La Commission blanchit Várhelyi à l'issue d'une enquête pour espionnage
Cette enquête fait suite à des informations parues dans les médias en octobre, selon lesquelles un ancien diplomate hongrois aurait tenté de recruter des fonctionnaires de l'UE pour qu'ils espionnent pour le compte de Budapest
Le commissaire à la Santé, Olivér Várhelyi, a été innocenté de tout acte répréhensible à l’issue d’une enquête interne menée par la Commission européenne sur des allégations faisant état d’un éventuel réseau d’espionnage opérant depuis la mission de la Hongrie à Bruxelles alors qu’il en était le chef.
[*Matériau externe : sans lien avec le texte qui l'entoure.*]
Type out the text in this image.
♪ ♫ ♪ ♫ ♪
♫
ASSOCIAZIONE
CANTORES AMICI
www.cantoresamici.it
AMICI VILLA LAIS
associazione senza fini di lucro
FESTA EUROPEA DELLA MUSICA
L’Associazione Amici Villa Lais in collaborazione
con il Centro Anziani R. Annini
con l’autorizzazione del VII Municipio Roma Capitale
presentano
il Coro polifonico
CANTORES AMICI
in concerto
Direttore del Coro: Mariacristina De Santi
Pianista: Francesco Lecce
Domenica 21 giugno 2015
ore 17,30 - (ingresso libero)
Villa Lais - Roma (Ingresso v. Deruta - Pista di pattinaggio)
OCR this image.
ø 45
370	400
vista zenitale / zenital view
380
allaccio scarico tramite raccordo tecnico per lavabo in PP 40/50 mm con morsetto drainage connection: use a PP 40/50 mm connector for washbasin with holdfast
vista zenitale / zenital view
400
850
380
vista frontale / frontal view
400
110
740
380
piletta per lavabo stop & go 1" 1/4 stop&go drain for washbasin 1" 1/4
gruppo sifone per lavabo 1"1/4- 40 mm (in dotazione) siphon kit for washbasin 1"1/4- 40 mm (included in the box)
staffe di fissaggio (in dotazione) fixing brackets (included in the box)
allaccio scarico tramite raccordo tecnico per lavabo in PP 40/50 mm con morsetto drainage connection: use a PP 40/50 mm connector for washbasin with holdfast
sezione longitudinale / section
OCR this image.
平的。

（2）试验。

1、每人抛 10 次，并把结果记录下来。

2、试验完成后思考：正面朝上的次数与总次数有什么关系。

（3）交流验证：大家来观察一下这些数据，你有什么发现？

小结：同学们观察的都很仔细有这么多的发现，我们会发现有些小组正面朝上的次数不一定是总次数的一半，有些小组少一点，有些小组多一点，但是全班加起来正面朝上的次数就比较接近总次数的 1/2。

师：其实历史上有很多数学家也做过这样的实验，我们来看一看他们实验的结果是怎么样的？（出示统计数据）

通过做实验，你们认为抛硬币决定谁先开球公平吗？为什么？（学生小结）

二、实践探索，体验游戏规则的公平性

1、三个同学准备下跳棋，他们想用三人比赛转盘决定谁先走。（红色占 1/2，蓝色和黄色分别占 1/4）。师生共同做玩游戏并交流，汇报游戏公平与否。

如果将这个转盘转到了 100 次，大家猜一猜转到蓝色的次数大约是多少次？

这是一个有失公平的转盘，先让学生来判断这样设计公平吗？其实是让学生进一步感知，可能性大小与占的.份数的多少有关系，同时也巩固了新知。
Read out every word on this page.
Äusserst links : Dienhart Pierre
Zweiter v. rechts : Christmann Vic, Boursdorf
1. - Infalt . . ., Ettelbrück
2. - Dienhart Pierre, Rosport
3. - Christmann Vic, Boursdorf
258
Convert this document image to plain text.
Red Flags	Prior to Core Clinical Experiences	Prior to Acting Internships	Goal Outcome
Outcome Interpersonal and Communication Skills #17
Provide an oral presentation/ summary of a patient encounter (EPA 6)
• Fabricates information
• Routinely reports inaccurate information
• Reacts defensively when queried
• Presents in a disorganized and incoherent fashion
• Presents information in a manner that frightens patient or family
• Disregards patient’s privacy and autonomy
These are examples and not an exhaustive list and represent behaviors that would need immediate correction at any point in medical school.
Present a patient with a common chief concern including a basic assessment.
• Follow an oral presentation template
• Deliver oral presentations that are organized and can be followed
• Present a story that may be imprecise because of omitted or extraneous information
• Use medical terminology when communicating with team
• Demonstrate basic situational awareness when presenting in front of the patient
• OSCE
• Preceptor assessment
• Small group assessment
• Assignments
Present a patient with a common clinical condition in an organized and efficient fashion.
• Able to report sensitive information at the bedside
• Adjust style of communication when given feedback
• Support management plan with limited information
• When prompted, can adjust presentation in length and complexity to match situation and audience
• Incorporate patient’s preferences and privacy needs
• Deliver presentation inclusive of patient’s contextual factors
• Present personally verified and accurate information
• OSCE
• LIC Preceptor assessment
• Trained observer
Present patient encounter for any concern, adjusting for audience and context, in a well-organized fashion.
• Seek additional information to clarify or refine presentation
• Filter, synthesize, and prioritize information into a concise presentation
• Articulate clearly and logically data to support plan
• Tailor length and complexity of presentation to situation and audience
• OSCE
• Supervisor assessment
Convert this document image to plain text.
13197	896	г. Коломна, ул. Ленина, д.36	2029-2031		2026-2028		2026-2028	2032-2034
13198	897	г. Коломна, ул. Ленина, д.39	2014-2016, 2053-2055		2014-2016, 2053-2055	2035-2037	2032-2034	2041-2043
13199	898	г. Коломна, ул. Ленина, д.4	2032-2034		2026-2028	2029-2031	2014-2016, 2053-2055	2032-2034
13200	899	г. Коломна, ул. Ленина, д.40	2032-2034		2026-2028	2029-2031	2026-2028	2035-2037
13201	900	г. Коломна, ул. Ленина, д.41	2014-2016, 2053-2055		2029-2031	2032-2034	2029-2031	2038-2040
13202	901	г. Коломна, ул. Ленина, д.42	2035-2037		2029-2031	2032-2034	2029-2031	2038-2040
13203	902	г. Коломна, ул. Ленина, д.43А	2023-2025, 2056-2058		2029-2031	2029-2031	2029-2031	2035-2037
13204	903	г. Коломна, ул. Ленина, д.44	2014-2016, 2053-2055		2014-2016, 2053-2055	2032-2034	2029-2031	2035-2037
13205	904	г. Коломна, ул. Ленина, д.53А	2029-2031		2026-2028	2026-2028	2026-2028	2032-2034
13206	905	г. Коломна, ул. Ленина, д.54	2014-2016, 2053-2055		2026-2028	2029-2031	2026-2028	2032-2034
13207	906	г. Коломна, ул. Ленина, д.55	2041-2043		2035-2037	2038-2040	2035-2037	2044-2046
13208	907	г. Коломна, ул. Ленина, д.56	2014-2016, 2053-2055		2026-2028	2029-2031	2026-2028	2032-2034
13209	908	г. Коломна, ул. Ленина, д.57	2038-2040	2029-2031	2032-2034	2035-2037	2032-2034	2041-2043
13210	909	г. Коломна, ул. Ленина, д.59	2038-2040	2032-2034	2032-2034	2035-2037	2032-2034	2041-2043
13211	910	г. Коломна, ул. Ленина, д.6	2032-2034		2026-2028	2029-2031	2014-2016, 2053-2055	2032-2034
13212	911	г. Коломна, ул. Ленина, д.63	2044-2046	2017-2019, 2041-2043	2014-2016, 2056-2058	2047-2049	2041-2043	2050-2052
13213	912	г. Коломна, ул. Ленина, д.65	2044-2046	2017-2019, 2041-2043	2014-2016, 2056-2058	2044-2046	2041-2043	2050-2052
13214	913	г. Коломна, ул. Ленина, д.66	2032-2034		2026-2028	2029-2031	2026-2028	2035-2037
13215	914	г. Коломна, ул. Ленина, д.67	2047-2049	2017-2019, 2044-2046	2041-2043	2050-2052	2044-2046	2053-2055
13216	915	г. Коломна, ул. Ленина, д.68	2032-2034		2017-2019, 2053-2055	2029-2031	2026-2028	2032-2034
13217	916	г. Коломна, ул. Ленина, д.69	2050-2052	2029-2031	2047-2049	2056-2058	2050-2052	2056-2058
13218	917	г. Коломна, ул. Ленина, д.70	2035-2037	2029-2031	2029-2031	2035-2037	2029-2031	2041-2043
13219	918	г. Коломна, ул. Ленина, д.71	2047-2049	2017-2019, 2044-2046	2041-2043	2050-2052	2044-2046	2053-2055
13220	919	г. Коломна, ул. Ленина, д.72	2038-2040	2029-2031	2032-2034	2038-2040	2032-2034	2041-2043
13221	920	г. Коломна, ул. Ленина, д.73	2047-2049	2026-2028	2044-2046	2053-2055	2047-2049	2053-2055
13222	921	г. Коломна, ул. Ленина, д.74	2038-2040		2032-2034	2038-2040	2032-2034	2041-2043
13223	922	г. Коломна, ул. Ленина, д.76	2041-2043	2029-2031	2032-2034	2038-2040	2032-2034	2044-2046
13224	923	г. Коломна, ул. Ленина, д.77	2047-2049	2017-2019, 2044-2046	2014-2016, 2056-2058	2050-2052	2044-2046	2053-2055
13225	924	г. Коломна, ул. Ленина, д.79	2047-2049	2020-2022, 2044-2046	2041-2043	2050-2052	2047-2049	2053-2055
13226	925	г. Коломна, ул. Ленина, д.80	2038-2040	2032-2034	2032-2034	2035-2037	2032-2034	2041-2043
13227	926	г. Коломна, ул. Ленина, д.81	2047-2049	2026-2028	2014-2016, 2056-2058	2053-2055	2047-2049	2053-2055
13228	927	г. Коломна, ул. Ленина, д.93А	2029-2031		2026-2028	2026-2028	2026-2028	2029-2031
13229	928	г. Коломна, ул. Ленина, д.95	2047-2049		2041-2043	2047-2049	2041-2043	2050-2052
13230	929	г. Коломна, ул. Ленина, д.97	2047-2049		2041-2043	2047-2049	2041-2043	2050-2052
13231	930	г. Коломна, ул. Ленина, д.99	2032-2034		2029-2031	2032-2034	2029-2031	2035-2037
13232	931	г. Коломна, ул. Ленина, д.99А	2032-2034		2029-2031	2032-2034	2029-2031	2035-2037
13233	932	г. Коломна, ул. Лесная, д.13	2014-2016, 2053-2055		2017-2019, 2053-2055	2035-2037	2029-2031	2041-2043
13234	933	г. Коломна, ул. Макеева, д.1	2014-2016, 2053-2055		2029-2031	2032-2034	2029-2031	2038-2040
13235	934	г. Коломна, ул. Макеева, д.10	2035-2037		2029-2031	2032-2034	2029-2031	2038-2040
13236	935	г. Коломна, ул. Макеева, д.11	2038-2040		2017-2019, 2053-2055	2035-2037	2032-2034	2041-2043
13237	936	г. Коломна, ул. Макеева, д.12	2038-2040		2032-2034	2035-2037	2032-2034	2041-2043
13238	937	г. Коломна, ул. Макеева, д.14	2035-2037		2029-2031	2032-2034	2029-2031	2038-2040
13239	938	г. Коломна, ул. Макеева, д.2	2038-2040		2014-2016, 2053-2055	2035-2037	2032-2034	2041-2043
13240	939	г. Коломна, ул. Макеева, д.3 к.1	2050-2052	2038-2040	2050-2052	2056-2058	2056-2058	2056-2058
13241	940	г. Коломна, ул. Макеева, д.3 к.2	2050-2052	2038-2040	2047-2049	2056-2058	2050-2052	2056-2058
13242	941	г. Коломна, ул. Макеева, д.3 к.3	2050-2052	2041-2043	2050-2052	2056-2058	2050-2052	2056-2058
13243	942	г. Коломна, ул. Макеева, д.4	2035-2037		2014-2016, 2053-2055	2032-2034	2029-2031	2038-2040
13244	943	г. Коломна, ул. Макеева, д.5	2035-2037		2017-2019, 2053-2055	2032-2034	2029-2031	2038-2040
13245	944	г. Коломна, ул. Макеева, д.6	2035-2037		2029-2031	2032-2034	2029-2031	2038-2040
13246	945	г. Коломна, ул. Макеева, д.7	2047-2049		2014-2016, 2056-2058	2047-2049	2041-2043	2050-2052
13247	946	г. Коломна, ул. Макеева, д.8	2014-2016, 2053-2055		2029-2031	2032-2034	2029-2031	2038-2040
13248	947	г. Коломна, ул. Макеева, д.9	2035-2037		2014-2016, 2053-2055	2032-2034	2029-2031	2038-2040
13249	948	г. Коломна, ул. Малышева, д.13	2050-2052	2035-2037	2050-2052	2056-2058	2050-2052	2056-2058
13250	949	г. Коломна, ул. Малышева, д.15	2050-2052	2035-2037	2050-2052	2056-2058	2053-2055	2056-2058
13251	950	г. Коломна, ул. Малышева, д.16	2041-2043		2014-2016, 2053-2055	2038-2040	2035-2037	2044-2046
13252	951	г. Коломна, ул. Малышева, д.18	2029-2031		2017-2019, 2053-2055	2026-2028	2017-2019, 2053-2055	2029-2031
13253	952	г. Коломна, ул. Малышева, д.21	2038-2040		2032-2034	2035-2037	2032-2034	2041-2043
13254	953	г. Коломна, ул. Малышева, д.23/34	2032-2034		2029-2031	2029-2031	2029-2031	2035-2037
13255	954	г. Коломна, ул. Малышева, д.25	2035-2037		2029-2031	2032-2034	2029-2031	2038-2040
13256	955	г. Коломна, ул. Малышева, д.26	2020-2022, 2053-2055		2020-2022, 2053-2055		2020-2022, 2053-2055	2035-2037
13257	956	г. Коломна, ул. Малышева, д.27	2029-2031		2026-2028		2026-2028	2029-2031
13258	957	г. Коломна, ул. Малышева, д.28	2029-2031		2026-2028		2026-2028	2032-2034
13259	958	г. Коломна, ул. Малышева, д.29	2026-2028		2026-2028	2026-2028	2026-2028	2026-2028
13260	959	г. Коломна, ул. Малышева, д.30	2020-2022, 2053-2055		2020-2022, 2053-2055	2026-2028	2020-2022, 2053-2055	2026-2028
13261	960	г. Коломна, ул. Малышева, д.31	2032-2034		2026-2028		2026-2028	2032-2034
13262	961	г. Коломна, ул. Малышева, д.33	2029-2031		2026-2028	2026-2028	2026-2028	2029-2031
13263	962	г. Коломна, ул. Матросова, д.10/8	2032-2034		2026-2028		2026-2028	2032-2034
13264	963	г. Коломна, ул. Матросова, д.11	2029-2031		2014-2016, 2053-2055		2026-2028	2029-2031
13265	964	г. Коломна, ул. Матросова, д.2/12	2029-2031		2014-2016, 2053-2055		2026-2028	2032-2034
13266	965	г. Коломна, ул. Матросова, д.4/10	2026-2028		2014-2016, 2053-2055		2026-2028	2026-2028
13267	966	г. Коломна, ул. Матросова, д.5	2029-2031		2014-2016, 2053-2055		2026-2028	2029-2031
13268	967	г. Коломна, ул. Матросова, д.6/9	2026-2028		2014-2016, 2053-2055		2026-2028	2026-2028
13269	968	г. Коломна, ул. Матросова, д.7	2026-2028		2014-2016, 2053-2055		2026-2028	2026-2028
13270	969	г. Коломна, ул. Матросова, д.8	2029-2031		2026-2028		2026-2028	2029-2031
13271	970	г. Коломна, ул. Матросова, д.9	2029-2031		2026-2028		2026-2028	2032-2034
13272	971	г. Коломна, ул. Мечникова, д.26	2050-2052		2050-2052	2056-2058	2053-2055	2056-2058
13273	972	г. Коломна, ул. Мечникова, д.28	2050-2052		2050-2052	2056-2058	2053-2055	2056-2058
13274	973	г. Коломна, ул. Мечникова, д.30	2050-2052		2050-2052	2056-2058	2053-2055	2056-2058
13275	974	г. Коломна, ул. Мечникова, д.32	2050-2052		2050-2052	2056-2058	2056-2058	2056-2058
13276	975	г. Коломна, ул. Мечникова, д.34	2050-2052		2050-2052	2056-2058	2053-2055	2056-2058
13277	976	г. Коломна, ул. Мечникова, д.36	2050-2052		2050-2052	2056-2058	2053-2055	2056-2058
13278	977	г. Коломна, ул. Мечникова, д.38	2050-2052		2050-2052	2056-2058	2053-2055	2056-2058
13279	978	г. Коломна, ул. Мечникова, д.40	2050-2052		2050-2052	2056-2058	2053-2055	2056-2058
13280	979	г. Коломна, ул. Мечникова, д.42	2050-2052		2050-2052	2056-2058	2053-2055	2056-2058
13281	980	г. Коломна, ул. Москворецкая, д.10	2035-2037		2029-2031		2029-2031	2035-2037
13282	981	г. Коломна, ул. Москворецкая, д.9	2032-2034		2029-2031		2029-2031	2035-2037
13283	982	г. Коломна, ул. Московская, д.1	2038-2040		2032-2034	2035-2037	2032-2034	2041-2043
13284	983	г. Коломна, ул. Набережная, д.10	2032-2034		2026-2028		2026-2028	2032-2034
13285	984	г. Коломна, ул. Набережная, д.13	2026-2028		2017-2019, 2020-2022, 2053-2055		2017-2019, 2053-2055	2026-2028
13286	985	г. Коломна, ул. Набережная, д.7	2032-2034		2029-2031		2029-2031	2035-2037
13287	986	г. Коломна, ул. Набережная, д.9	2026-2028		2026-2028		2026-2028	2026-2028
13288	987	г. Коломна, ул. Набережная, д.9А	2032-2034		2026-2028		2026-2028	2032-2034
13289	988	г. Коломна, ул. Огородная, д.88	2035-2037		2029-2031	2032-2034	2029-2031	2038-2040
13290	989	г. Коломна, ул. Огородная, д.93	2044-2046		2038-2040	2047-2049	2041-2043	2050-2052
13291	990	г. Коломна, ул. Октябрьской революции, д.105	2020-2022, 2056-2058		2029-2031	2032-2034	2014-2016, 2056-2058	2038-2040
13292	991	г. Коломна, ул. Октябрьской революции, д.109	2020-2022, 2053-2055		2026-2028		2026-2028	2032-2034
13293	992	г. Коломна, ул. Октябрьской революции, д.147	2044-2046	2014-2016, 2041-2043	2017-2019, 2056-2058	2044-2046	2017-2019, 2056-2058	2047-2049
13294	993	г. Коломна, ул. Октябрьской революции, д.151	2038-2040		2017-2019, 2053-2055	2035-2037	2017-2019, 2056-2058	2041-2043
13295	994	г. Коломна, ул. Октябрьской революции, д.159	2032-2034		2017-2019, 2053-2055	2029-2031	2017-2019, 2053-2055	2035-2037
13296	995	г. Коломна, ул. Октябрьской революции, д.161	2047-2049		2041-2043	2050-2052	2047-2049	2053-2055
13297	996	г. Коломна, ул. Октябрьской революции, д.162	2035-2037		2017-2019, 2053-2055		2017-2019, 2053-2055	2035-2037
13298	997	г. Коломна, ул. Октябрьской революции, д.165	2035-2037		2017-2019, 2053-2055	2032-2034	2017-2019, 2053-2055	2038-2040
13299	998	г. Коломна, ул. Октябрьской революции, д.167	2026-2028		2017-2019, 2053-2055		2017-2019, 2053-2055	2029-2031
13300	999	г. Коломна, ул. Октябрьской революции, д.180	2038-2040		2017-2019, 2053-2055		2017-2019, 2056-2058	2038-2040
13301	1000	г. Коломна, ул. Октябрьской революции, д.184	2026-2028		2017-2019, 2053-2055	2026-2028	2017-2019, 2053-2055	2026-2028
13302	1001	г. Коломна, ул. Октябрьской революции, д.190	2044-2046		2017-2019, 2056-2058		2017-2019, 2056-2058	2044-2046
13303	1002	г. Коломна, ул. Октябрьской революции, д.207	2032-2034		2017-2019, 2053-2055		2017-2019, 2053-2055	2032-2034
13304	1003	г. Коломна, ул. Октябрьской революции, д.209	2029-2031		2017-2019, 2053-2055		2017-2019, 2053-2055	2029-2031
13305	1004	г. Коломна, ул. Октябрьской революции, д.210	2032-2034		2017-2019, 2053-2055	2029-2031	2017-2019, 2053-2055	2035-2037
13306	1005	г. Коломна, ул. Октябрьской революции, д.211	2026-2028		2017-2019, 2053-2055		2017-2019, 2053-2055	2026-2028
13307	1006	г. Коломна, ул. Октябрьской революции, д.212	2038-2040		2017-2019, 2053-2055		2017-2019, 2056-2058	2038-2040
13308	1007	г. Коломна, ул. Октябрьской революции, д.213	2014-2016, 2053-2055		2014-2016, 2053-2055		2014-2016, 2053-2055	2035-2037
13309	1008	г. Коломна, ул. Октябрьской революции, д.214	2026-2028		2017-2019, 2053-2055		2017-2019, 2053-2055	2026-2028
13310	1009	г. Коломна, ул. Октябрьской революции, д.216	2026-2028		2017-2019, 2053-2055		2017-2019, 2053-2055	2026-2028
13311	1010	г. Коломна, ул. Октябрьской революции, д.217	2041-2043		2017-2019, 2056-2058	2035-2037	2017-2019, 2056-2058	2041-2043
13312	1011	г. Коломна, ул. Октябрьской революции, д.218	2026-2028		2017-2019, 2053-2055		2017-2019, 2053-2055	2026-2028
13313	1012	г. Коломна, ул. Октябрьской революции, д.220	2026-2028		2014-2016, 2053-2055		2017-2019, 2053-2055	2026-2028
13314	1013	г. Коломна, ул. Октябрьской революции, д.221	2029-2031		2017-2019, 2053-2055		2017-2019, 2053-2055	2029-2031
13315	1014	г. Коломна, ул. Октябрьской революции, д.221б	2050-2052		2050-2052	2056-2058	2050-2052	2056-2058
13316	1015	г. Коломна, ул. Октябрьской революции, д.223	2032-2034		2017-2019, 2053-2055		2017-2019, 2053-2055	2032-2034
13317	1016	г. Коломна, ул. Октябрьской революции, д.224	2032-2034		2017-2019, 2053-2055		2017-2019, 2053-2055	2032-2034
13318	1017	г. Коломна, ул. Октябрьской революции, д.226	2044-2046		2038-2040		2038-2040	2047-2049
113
« La Commission a conclu qu’aucune faille de sécurité grave n’avait pu être identifiée en rapport avec les allégations relayées par les médias », a déclaré vendredi aux journalistes le porte-parole de la Commission, Balazs Ujvari.
Ujvari n’a pas révélé comment l’enquête avait été menée, mais a souligné que « tous les aspects pertinents avaient été examinés au cours des sept derniers mois ».
La Commission a toutefois nuancé ses conclusions, affirmant qu’il n’était pas possible d’attribuer la responsabilité « avec les outils dont nous disposons au sein de la Commission ».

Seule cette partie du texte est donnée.